I was previously under the misapprehension that time $T$ and parity $P$ symmetries in conjunction ($PT$) were a reflection in $(3+1)$-dimensional space-time, where
$$P: \vec x \to -\vec x$$
$$T: t \to -t$$
but, in fact, because it has determinant $(-1)^4=1$, $PT$ is merely a rotation (by $\pi$). Is this correct? Shouldn't the symmetry we seek be a reflection in space time, to generalize parity so that it includes time?
In other words, if $P$ is a reflection in $3$ spatial dimensions, why isn't $PT$ defined to be a reflection in $(3+1)$-dimensional space-time?
My thought is that $P$ is an intuitive symmetry in spatial dimensions. In the spirit of relativity, why don't we generalize $P$ from a reflection in space to a reflection in space-time (called, say, $PT$)? Why are $P$ and $T$ reflections considered separately? It's problematic to me because their combination ($PT$) is not a reflection. I suppose I know that $P$ and $T$ are separate because only $T$ must be anti-unitary etc…
Best Answer
$PT-, T-, P-$ transformations refer to subgroup of discrete transformations of the Lorentz group.
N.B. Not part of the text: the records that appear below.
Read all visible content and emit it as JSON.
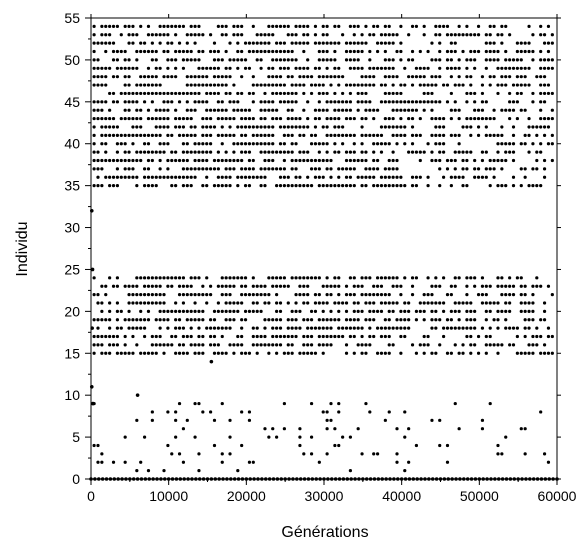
{
  "chart_data": {
    "type": "scatter",
    "title": "",
    "xlabel": "Générations",
    "ylabel": "Individu",
    "xlim": [
      0,
      60000
    ],
    "ylim": [
      0,
      55
    ],
    "xticks": [
      0,
      10000,
      20000,
      30000,
      40000,
      50000,
      60000
    ],
    "yticks": [
      0,
      5,
      10,
      15,
      20,
      25,
      30,
      35,
      40,
      45,
      50,
      55
    ],
    "grid": false,
    "legend": "none",
    "marker_color": "#000000",
    "series": [
      {
        "bands": [
          {
            "y_from": 35,
            "y_to": 54,
            "x_from": 400,
            "x_to": 59800,
            "density": 0.7
          },
          {
            "y_from": 15,
            "y_to": 24,
            "x_from": 400,
            "x_to": 59800,
            "density": 0.7
          },
          {
            "y_from": 1,
            "y_to": 9,
            "x_from": 400,
            "x_to": 59800,
            "density": 0.12
          }
        ],
        "baseline": {
          "y": 0,
          "x_from": 0,
          "x_to": 60000
        },
        "points": [
          {
            "x": 100,
            "y": 32
          },
          {
            "x": 200,
            "y": 25
          },
          {
            "x": 150,
            "y": 18
          },
          {
            "x": 100,
            "y": 11
          },
          {
            "x": 250,
            "y": 9
          },
          {
            "x": 15500,
            "y": 14
          },
          {
            "x": 6000,
            "y": 10
          }
        ]
      }
    ]
  }
}
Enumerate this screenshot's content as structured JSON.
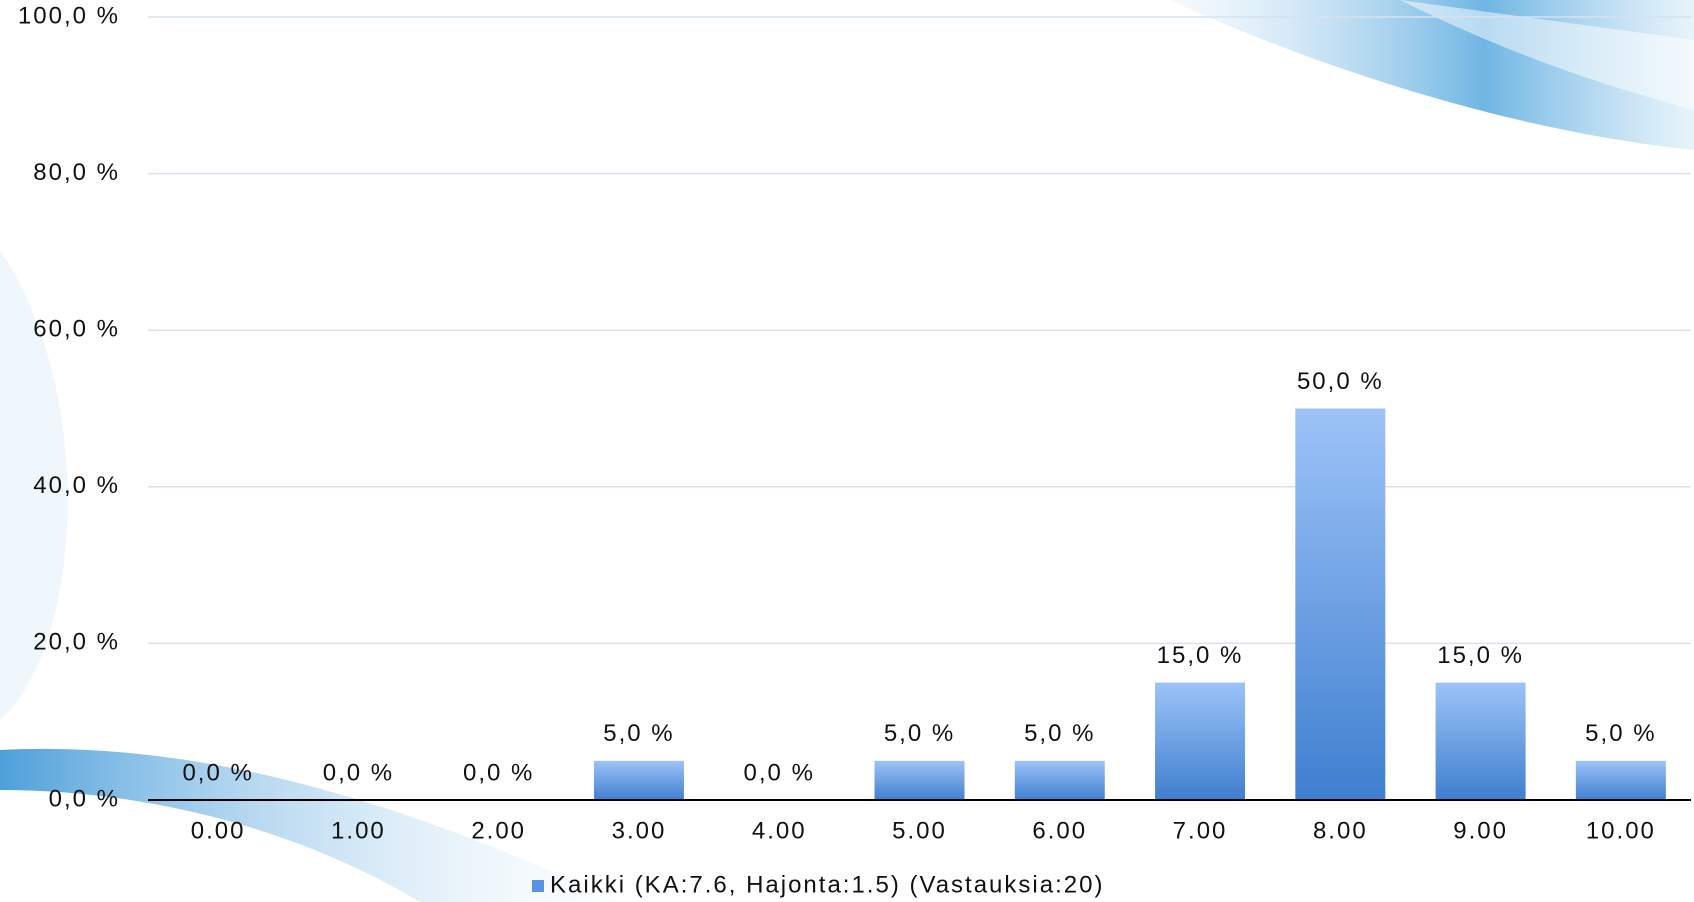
{
  "chart_data": {
    "type": "bar",
    "categories": [
      "0.00",
      "1.00",
      "2.00",
      "3.00",
      "4.00",
      "5.00",
      "6.00",
      "7.00",
      "8.00",
      "9.00",
      "10.00"
    ],
    "series": [
      {
        "name": "Kaikki (KA:7.6, Hajonta:1.5) (Vastauksia:20)",
        "color": "#5b93e0",
        "values": [
          0,
          0,
          0,
          5,
          0,
          5,
          5,
          15,
          50,
          15,
          5
        ],
        "value_labels": [
          "0,0 %",
          "0,0 %",
          "0,0 %",
          "5,0 %",
          "0,0 %",
          "5,0 %",
          "5,0 %",
          "15,0 %",
          "50,0 %",
          "15,0 %",
          "5,0 %"
        ]
      }
    ],
    "ylim": [
      0,
      100
    ],
    "yticks": [
      {
        "value": 0,
        "label": "0,0 %"
      },
      {
        "value": 20,
        "label": "20,0 %"
      },
      {
        "value": 40,
        "label": "40,0 %"
      },
      {
        "value": 60,
        "label": "60,0 %"
      },
      {
        "value": 80,
        "label": "80,0 %"
      },
      {
        "value": 100,
        "label": "100,0 %"
      }
    ],
    "grid": true,
    "legend": "bottom"
  }
}
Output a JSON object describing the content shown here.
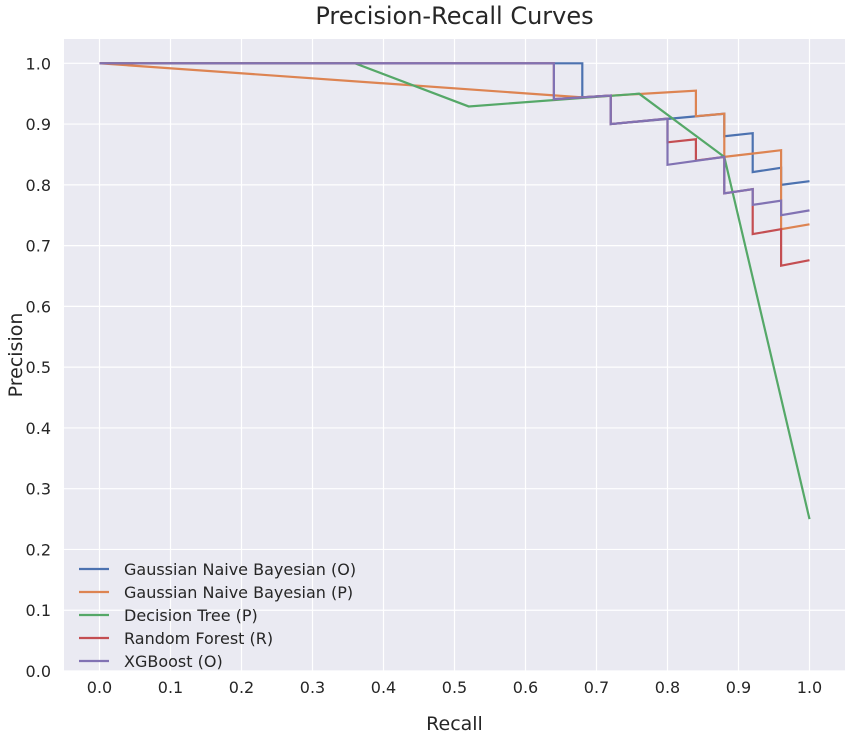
{
  "chart_data": {
    "type": "line",
    "title": "Precision-Recall Curves",
    "xlabel": "Recall",
    "ylabel": "Precision",
    "xlim": [
      -0.05,
      1.05
    ],
    "ylim": [
      0.0,
      1.04
    ],
    "xticks": [
      0.0,
      0.1,
      0.2,
      0.3,
      0.4,
      0.5,
      0.6,
      0.7,
      0.8,
      0.9,
      1.0
    ],
    "xtick_labels": [
      "0.0",
      "0.1",
      "0.2",
      "0.3",
      "0.4",
      "0.5",
      "0.6",
      "0.7",
      "0.8",
      "0.9",
      "1.0"
    ],
    "yticks": [
      0.0,
      0.1,
      0.2,
      0.3,
      0.4,
      0.5,
      0.6,
      0.7,
      0.8,
      0.9,
      1.0
    ],
    "ytick_labels": [
      "0.0",
      "0.1",
      "0.2",
      "0.3",
      "0.4",
      "0.5",
      "0.6",
      "0.7",
      "0.8",
      "0.9",
      "1.0"
    ],
    "grid": true,
    "legend_position": "lower-left",
    "series": [
      {
        "name": "Gaussian Naive Bayesian (O)",
        "color": "#4c72b0",
        "x": [
          0.0,
          0.68,
          0.68,
          0.72,
          0.72,
          0.88,
          0.88,
          0.92,
          0.92,
          0.96,
          0.96,
          1.0
        ],
        "y": [
          1.0,
          1.0,
          0.944,
          0.947,
          0.9,
          0.917,
          0.88,
          0.885,
          0.821,
          0.828,
          0.8,
          0.806
        ]
      },
      {
        "name": "Gaussian Naive Bayesian (P)",
        "color": "#dd8452",
        "x": [
          0.0,
          0.68,
          0.84,
          0.84,
          0.88,
          0.88,
          0.96,
          0.96,
          1.0
        ],
        "y": [
          1.0,
          0.944,
          0.955,
          0.913,
          0.917,
          0.846,
          0.857,
          0.727,
          0.735
        ]
      },
      {
        "name": "Decision Tree (P)",
        "color": "#55a868",
        "x": [
          0.0,
          0.36,
          0.52,
          0.76,
          0.88,
          1.0
        ],
        "y": [
          1.0,
          1.0,
          0.929,
          0.95,
          0.846,
          0.25
        ]
      },
      {
        "name": "Random Forest (R)",
        "color": "#c44e52",
        "x": [
          0.0,
          0.64,
          0.64,
          0.72,
          0.72,
          0.8,
          0.8,
          0.84,
          0.84,
          0.88,
          0.88,
          0.92,
          0.92,
          0.96,
          0.96,
          1.0
        ],
        "y": [
          1.0,
          1.0,
          0.941,
          0.947,
          0.9,
          0.909,
          0.87,
          0.875,
          0.84,
          0.846,
          0.786,
          0.793,
          0.719,
          0.727,
          0.667,
          0.676
        ]
      },
      {
        "name": "XGBoost (O)",
        "color": "#8172b3",
        "x": [
          0.0,
          0.64,
          0.64,
          0.72,
          0.72,
          0.8,
          0.8,
          0.88,
          0.88,
          0.92,
          0.92,
          0.96,
          0.96,
          1.0
        ],
        "y": [
          1.0,
          1.0,
          0.941,
          0.947,
          0.9,
          0.909,
          0.833,
          0.846,
          0.786,
          0.793,
          0.767,
          0.774,
          0.75,
          0.758
        ]
      }
    ]
  }
}
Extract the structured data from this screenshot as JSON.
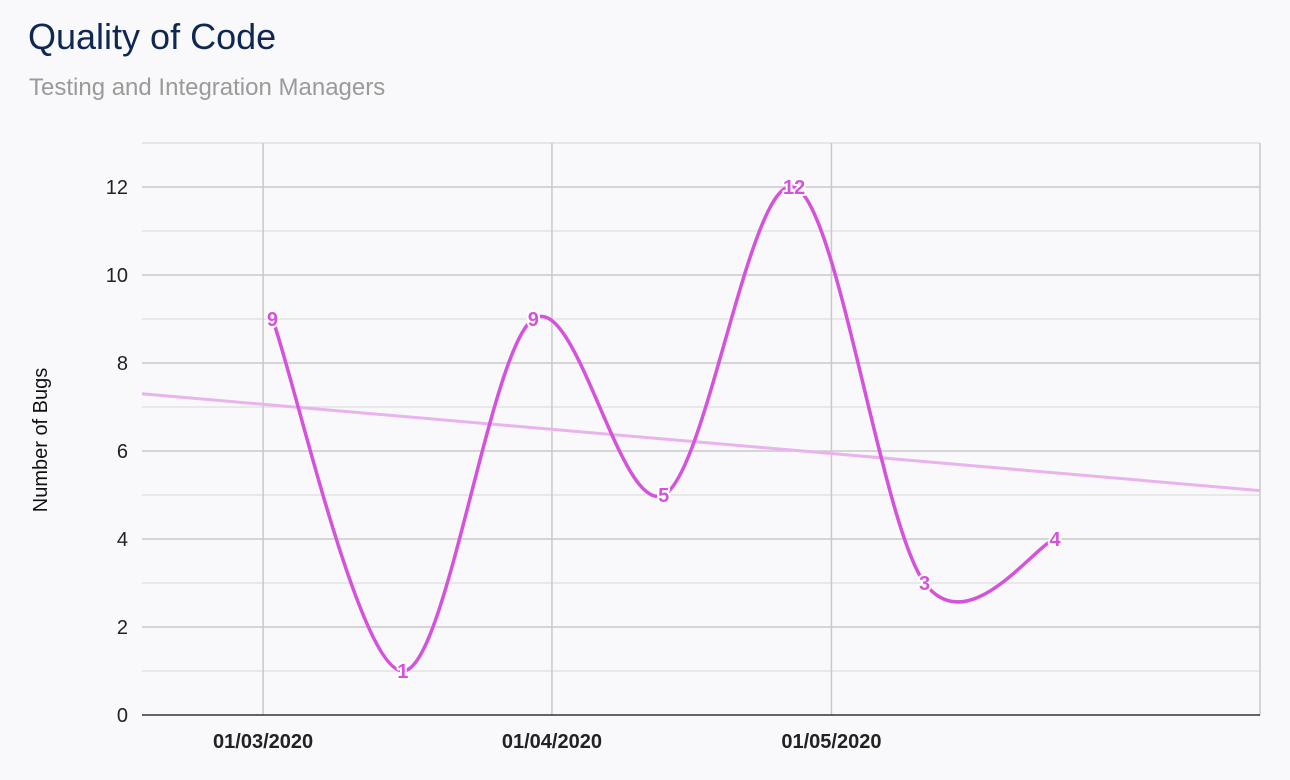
{
  "chart_data": {
    "type": "line",
    "title": "Quality of Code",
    "subtitle": "Testing and Integration Managers",
    "xlabel": "",
    "ylabel": "Number of Bugs",
    "x_ticks": [
      {
        "date": "2020-03-01",
        "label": "01/03/2020"
      },
      {
        "date": "2020-04-01",
        "label": "01/04/2020"
      },
      {
        "date": "2020-05-01",
        "label": "01/05/2020"
      }
    ],
    "xlim": [
      "2020-02-17",
      "2020-06-16"
    ],
    "ylim": [
      0,
      13
    ],
    "y_ticks": [
      0,
      2,
      4,
      6,
      8,
      10,
      12
    ],
    "grid": true,
    "smooth": true,
    "series": [
      {
        "color": "#d452dc",
        "points": [
          {
            "x": "2020-03-02",
            "y": 9
          },
          {
            "x": "2020-03-16",
            "y": 1
          },
          {
            "x": "2020-03-30",
            "y": 9
          },
          {
            "x": "2020-04-13",
            "y": 5
          },
          {
            "x": "2020-04-27",
            "y": 12
          },
          {
            "x": "2020-05-11",
            "y": 3
          },
          {
            "x": "2020-05-25",
            "y": 4
          }
        ]
      }
    ],
    "trendline": {
      "color": "#e9b3ee",
      "type": "linear",
      "from": {
        "x": "2020-02-17",
        "y": 7.3
      },
      "to": {
        "x": "2020-06-16",
        "y": 5.1
      }
    }
  }
}
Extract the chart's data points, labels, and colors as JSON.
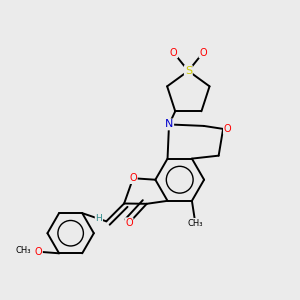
{
  "bg_color": "#ebebeb",
  "bond_color": "#000000",
  "bond_width": 1.4,
  "atom_colors": {
    "O": "#ff0000",
    "N": "#0000cd",
    "S": "#cccc00",
    "H": "#2e8b8b",
    "C": "#000000"
  },
  "figsize": [
    3.0,
    3.0
  ],
  "dpi": 100
}
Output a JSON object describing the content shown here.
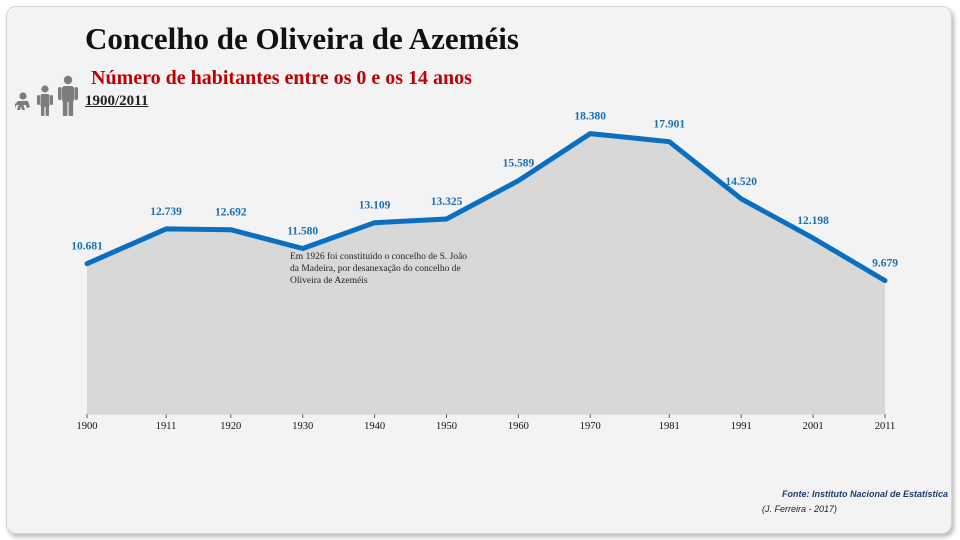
{
  "header": {
    "title": "Concelho de Oliveira de Azeméis",
    "subtitle": "Número de habitantes entre os 0 e os 14 anos",
    "period": "1900/2011"
  },
  "icons": [
    "baby-icon",
    "child-icon",
    "adult-icon"
  ],
  "annotation": "Em 1926 foi constituído o concelho de S. João da Madeira, por desanexação do concelho de Oliveira de Azeméis",
  "footer": {
    "source": "Fonte: Instituto Nacional de Estatística",
    "author": "(J. Ferreira - 2017)"
  },
  "colors": {
    "line": "#0b6fc1",
    "label": "#1a6fb5",
    "area": "#d8d8d8",
    "subtitle": "#c00000",
    "icons": "#7d7d7d"
  },
  "chart_data": {
    "type": "area",
    "categories": [
      "1900",
      "1911",
      "1920",
      "1930",
      "1940",
      "1950",
      "1960",
      "1970",
      "1981",
      "1991",
      "2001",
      "2011"
    ],
    "values": [
      10681,
      12739,
      12692,
      11580,
      13109,
      13325,
      15589,
      18380,
      17901,
      14520,
      12198,
      9679
    ],
    "value_labels": [
      "10.681",
      "12.739",
      "12.692",
      "11.580",
      "13.109",
      "13.325",
      "15.589",
      "18.380",
      "17.901",
      "14.520",
      "12.198",
      "9.679"
    ],
    "grid": false,
    "legend": "none"
  }
}
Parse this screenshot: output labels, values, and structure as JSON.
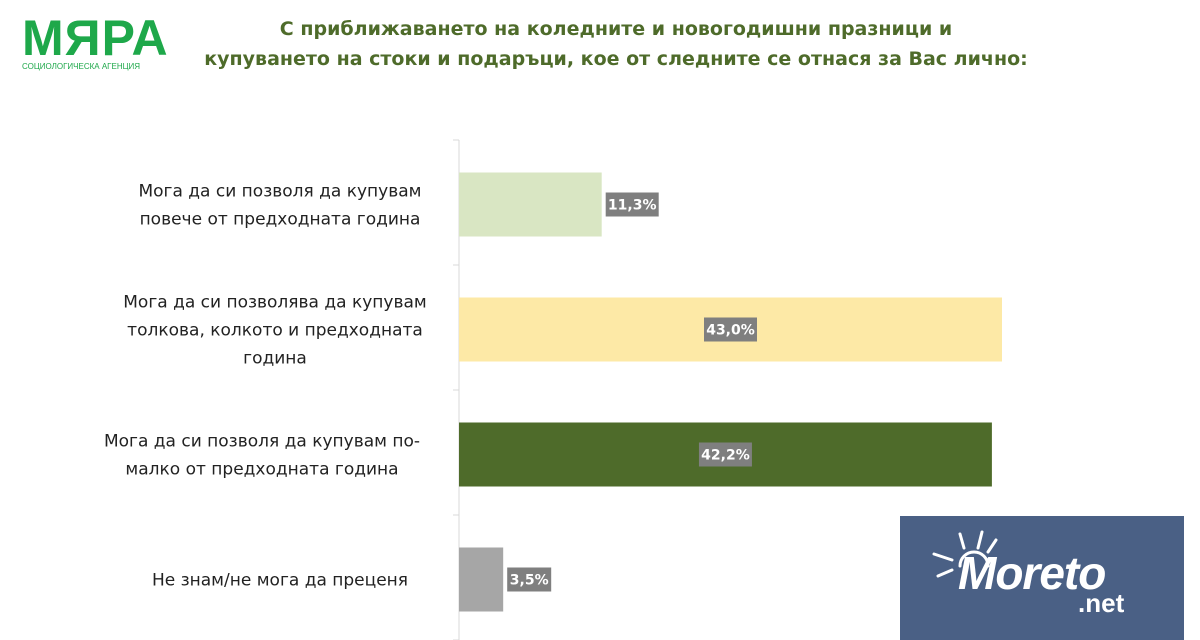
{
  "logo": {
    "name": "МЯРА",
    "subtitle": "СОЦИОЛОГИЧЕСКА АГЕНЦИЯ"
  },
  "chart_data": {
    "type": "bar",
    "orientation": "horizontal",
    "title_lines": [
      "С приближаването на коледните и новогодишни празници и",
      "купуването на стоки и подаръци, кое от следните се отнася за Вас лично:"
    ],
    "categories": [
      [
        "Мога да си позволя да купувам",
        "повече от предходната година"
      ],
      [
        "Мога да си позволява да купувам",
        "толкова, колкото и предходната",
        "година"
      ],
      [
        "Мога да си позволя да купувам по-",
        "малко от предходната година"
      ],
      [
        "Не знам/не мога да преценя"
      ]
    ],
    "values": [
      11.3,
      43.0,
      42.2,
      3.5
    ],
    "data_labels": [
      "11,3%",
      "43,0%",
      "42,2%",
      "3,5%"
    ],
    "colors": [
      "#d9e6c3",
      "#fde9a6",
      "#4e6b2a",
      "#a6a6a6"
    ],
    "label_box_color": "#7f7f7f",
    "xlim": [
      0,
      43
    ],
    "grid": false
  },
  "watermark": {
    "text": "Moreto",
    "suffix": ".net",
    "background": "#4a6085"
  }
}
They transform connected components of the Lorentz group between each other ($PT$ transformation transforms $L^{\uparrow}_{+}$ representation to $L^{\downarrow}_{+}$). In general, they can't be represented as the special case of rotation, which refer to subgroup of continuous transformations. You can't get some other connected component from orthochronous group by acting of any continuous transtormation's matrix on your representation. So, by nature, it can't be rotation.